Tarihi M.Ö. 3000'li yıllara uzanan Halep Kalesi'nde çeşitli Mezopotamya devletleri, Roma İmparatorluğu, Bizans İmparatorluğu, Arap hakimiyeti, Büyük Selçuklu Devleti ve Osmanlı İmparatorluğu devirleri yaşanmıştır. Suriye'nin sürekli ticaret ve üretim merkezlerinden biri olmuştur.
Osmanlı İmparatorluğu'nda Bursa ve İstanbul'dan sonraki en önemli dokumacılık merkezi Halep olmuştur. İpekli dokumaları ve sabunları Halep'in en önemli ihraç malı olmuştur. 1500'lü yıllardan itibaren Venedikliler, İngilizler, Fransızlar ve Hollandalılar Halep'te konsolosluklar ve acentalar kurmuştur. Osmanlı'da ilk mason locası da Halep'te kurulmuştur. Osmanlı arşivlerinde yer alan hicri 1304 tarihli bir vesikada, Halep'te İngiliz konsolosu Handerson'un riyasetinde Farmason Locası namıyla bir gizli teşkilat kurulduğu bildirilmektedir. Arap harfleriyle ilk matbaa İstanbul'dan önce Halep'e uğramıştır.

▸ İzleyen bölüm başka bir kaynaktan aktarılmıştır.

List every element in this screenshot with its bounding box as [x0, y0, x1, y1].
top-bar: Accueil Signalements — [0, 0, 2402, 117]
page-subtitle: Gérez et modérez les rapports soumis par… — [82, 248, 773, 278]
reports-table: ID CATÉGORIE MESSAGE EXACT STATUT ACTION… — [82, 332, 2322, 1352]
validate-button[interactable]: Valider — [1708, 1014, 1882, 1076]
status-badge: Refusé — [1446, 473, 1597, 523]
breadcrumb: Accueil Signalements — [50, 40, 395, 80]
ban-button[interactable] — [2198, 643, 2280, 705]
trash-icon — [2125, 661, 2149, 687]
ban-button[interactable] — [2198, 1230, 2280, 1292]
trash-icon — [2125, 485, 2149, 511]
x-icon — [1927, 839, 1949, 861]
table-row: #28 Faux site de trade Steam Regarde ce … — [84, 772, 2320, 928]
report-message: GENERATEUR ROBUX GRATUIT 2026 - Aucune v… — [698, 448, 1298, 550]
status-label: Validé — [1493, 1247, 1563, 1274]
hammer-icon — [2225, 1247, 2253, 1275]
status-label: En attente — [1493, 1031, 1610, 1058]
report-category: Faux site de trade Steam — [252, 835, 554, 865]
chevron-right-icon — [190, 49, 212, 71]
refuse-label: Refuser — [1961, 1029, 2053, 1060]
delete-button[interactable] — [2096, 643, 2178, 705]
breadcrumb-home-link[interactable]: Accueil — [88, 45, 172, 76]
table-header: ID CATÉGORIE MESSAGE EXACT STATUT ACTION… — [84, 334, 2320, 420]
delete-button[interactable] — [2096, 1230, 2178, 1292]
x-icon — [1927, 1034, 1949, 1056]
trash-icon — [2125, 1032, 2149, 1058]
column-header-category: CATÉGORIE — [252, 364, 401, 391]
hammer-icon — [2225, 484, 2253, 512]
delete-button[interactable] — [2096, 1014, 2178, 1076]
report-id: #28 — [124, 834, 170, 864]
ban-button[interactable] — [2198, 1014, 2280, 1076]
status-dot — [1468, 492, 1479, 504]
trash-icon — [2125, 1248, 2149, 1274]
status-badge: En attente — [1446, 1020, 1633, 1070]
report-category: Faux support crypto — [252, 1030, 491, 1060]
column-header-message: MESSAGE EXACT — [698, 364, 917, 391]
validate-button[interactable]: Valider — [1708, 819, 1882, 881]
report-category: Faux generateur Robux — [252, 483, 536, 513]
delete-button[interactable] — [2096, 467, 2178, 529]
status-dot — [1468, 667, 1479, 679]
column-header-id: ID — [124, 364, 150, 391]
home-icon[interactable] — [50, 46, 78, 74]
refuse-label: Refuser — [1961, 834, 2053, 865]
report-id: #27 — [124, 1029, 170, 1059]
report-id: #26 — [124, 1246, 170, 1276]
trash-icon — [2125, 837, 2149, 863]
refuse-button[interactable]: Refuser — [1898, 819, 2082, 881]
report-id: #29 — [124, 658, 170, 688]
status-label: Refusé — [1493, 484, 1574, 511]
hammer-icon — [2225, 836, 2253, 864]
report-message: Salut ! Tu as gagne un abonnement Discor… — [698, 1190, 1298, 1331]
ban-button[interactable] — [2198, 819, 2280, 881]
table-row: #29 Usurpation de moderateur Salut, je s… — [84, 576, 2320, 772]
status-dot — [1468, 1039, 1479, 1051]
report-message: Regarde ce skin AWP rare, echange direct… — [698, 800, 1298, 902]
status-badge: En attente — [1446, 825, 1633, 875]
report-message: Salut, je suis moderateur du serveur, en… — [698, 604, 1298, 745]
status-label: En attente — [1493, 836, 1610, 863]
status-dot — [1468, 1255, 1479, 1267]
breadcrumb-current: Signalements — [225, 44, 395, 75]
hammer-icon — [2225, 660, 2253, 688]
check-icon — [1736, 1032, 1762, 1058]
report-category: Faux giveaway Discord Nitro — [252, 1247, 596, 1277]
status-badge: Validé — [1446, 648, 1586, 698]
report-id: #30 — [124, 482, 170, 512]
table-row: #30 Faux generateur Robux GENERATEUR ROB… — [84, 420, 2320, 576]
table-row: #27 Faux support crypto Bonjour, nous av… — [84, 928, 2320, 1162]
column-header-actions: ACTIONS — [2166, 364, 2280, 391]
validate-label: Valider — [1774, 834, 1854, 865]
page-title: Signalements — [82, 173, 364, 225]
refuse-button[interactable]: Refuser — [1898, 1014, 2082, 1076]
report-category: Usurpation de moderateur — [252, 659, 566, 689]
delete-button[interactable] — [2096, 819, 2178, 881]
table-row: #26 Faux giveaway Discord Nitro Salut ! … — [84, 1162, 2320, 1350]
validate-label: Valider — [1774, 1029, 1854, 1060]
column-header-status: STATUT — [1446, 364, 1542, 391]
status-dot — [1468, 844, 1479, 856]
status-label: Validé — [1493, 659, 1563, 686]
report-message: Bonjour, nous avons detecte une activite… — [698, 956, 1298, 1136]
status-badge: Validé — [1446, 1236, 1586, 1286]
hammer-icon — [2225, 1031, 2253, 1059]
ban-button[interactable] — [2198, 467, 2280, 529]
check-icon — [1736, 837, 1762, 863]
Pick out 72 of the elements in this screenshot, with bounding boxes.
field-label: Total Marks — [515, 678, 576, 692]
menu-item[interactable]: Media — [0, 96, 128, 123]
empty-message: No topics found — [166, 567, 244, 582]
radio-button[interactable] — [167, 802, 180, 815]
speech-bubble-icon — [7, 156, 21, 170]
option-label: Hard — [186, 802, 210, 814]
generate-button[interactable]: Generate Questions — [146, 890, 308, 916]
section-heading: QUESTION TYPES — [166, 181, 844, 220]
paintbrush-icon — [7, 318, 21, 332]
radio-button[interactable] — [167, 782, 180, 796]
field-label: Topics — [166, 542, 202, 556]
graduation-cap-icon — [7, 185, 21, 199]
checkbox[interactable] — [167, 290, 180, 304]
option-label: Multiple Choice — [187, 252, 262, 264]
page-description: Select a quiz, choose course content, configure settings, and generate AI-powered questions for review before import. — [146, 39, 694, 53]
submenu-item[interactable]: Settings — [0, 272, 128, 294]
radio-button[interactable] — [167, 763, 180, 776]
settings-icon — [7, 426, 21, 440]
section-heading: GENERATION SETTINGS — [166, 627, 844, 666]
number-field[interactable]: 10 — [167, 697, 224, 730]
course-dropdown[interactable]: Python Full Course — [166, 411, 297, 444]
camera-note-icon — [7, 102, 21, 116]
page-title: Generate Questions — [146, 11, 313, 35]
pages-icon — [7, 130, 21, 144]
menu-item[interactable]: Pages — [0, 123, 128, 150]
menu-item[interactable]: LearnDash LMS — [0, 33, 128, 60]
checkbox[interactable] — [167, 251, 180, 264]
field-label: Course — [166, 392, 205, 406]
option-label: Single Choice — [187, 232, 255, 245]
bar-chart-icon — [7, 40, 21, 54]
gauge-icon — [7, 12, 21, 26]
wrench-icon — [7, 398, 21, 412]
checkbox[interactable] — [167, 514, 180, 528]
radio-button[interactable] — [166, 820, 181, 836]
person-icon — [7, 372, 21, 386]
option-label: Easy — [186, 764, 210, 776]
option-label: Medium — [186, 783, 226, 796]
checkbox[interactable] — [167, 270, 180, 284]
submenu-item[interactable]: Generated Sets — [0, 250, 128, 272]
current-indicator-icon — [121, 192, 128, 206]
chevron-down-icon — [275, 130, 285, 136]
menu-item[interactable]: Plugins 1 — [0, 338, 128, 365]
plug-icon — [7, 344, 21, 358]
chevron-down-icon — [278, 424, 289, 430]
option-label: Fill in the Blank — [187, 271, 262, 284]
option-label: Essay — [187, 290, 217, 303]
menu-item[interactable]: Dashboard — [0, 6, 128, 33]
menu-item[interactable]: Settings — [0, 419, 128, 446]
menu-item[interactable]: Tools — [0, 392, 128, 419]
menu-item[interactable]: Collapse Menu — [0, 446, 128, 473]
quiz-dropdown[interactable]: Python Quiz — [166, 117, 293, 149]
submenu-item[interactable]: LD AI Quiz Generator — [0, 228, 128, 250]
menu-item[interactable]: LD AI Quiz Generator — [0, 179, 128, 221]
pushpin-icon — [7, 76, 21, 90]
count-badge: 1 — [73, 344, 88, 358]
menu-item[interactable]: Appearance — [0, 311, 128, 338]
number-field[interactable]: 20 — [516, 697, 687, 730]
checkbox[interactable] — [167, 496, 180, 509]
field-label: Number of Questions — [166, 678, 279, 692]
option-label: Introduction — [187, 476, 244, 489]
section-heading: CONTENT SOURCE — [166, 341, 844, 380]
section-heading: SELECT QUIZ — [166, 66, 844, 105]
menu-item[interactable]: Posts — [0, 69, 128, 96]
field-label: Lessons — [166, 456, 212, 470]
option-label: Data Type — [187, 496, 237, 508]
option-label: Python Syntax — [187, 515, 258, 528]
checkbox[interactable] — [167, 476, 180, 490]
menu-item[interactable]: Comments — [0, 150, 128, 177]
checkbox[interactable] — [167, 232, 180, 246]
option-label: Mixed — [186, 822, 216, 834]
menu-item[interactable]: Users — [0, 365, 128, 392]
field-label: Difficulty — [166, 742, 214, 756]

Osmanlı şehirciliğinin klasik bir örneği olan Halep'in özelliklerinden biri de Kayşani ismindeki taş cinsinin yapılarda kullanılmasıdır. Halep kalesi, hanlar, hamamlar, çarşılar, camiler, medreseler bu taşlardan yapılmıştır. Halepliler günümüzde bile evlerini taş kaplama yapmaya devam etmektedir. Selçuklu, Eyyubi, Memlük ve Osmanlı izlerini taşıyan Halep, Bursa, Konya, İstanbul'un bir alaşımı gibidir.
Halep'te her etnik kökenden topluluklar yaşamaktadır. Çarşıda pazarda Türkçe konuşan insanlara rahatlıkla rastlanabilir. Kentte önemli sayılacak bir Türk nüfus, iki mahalle Kürt, Nusayri, Hıristiyan mahalleleri bulunmaktadır. Ermeniler de Halep'te hatırı sayılır bir nüfusa ve ekonomik etkinliğe sahiptir.
- Mimar Sinan'ın yaptığı ilk cami olan Hüsrev Paşa Camii Halep'tedir.
- Osmanlı şairi Nabi, Halep'te doğmuş, sonradan da İstanbul'dan kaçması gerektiğinde yine Halep'e giderek, yirmibeş yılını bu kentte geçirmiştir.
- Tarihçi Naima Halep'te doğmuş ve büyümüştür.
- Mevlana Celaleddin Rumi, Halep'teki medreselerde tahsil yapmıştır.
- Osmanlı'da ilk kanun mecmuası olarak bilinen Mülteka'nın müellifi İbrahim Halebi, Halep'lidir.
- Siret-ül Halebiyye müellifi Şafii alim Ali bin Burhan-ı Halebi Haleplidir.
- Halveti tarikati velilerinden Ahmed Hammami'nin mezarı Halep'tedir.
- Hurufi şair Seyyid Nesimi 1418'de Halep Kalesi'nde idam edilmiştir.
- Sadrazam Öküz Kara Mehmet Paşa'nın mezarı Halep'tedir.
- Nurullah Ataç'ın babası eski maliye nazırı Mehmet Ata Efendi Halep'de doğmuştur.
- Itri'nin torunlarından olan ve Suriye Başbakanı olmuş Naci Itri Halep'lidir.
- Ahmet Cevdet Paşa'nın kızı Fatma Aliye Hanım, Udi adlı romanını Halep'te kaleme almıştır.
- Refik Halit Karay, 1938'e kadar Halep'te sürgünde kalmıştır.
- Münevver Ayaşlı 1. Dünya Savaşı yıllarını subay babasıyla birlikte Halep'te geçirmiştır.
- Bestekar Sadi Hoşses Halep'te doğmuştur.
- Türkiye'deki lk kadın-doğum kliniğinin kurucusu Pakize Tarzi Halep'te doğmuştur.
- Erol Büyükburç, eğitiminin bir kısmını Halep'te yapmıştır.
- Celaleddin Bakır Çelebi, Halep Mevlevihanesi'nde dünyaya gelmiştir.
- Nazım Hikmet Halep'in havasını koklamış, "Üç yaşımda Halep'te paşa torunluğu ettim" diyerek bir şiirine Halep'in ismini kazımıştır.